The boundaries of the White Lake Area of Concern. Credit: EPA.
Under the Agreement, the governments solicit a review and comment from the IJC and others. To conduct its review, the IJC ensures that a number of issues have been addressed, including:
- Have the delisting criteria been met? Were appropriate standards, criteria, and guidelines used?
- Did qualified individuals peer review the delisting report and/or other key information associated with the delisting?
- Has the remedial action plan been an important step in elimination of the impaired beneficial uses?
- If any beneficial uses remain impaired, are they a result of influences outside of the AOC? Or are they the result of natural causes? Have all reasonable actions been taken to address the impairments?
- Are there plans and resources for long-term monitoring and other necessary activities?

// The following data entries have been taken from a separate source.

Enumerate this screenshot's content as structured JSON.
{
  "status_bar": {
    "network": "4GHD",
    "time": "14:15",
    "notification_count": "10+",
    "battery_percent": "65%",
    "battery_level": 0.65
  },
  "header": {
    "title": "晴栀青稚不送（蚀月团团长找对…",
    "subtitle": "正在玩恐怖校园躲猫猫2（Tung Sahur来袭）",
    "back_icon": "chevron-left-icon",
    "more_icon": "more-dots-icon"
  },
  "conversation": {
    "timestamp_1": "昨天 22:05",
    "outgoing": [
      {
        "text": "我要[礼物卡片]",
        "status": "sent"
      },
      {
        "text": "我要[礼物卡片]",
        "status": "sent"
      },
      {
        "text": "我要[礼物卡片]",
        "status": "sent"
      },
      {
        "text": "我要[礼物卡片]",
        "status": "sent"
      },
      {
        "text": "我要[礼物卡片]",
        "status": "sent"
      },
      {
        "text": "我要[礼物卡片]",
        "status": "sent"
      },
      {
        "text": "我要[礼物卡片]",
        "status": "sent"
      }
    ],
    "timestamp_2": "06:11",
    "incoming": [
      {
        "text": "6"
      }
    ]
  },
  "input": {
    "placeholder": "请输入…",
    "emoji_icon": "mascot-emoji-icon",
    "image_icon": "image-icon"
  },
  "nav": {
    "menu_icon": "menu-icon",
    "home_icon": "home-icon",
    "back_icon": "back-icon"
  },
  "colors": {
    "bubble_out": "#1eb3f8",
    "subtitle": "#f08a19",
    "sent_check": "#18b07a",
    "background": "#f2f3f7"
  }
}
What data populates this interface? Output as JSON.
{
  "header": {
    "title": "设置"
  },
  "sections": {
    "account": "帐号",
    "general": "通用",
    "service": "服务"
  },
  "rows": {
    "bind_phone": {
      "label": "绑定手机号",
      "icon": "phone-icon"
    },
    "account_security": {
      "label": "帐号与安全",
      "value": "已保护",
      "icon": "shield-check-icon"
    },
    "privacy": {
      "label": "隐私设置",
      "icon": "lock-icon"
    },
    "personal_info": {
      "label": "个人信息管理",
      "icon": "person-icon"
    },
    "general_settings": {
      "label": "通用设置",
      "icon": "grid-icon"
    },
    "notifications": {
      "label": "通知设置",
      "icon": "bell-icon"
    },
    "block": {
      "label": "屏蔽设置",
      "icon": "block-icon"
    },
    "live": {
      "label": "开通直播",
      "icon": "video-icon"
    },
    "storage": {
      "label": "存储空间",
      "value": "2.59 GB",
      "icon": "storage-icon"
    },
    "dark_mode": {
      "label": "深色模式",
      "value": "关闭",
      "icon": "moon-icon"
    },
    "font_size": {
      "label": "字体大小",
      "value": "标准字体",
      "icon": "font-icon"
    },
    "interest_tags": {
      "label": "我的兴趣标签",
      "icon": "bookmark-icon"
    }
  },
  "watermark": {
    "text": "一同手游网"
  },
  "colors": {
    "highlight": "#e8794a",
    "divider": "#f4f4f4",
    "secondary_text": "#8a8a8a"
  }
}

- Has public consultation been adequate?
For a majority of AOCs, environmental impairments are primarily the result of historical activities. In some cases, pollution or degradation continues to occur. Therefore, the primary emphasis of AOC cleanup efforts is to address the legacy pollutants and degradation that exists, and ensure that any active sources of pollution are eliminated or reduced.
“After years of minimal progress, the past five years have seen a definite turn for the better,” says Lana Pollack, the IJC’s U.S. chair.
“Support for cleaning up the Great Lakes has been a fine example of bipartisan support and a show of respect for the greatest body of freshwater on the planet. We hope this focus continues, because a lot more work remains to be done.”
The 43 AOCs in the basin are made up of 26 in the U.S., 12 in Canada, and five shared between the two countries. Along with the five AOCs that have been removed, two have been redesignated as “AOCs in Recovery.” But with the imminent delisting of the two Michigan sites, the rate of AOC delistings is speeding up.
Gordon Walker, the IJC’s acting Canadian chair, says the two proposed delistings at Deer Lake and White Lake are a team victory.
“We congratulate the U.S. Environmental Protection Agency, Michigan Department of Environmental Quality, the Deer Lake and White Lake Public Advisory Councils, and all partners on the anticipated delisting of both AOCs.”
* This post was updated on Oct. 24, 2014.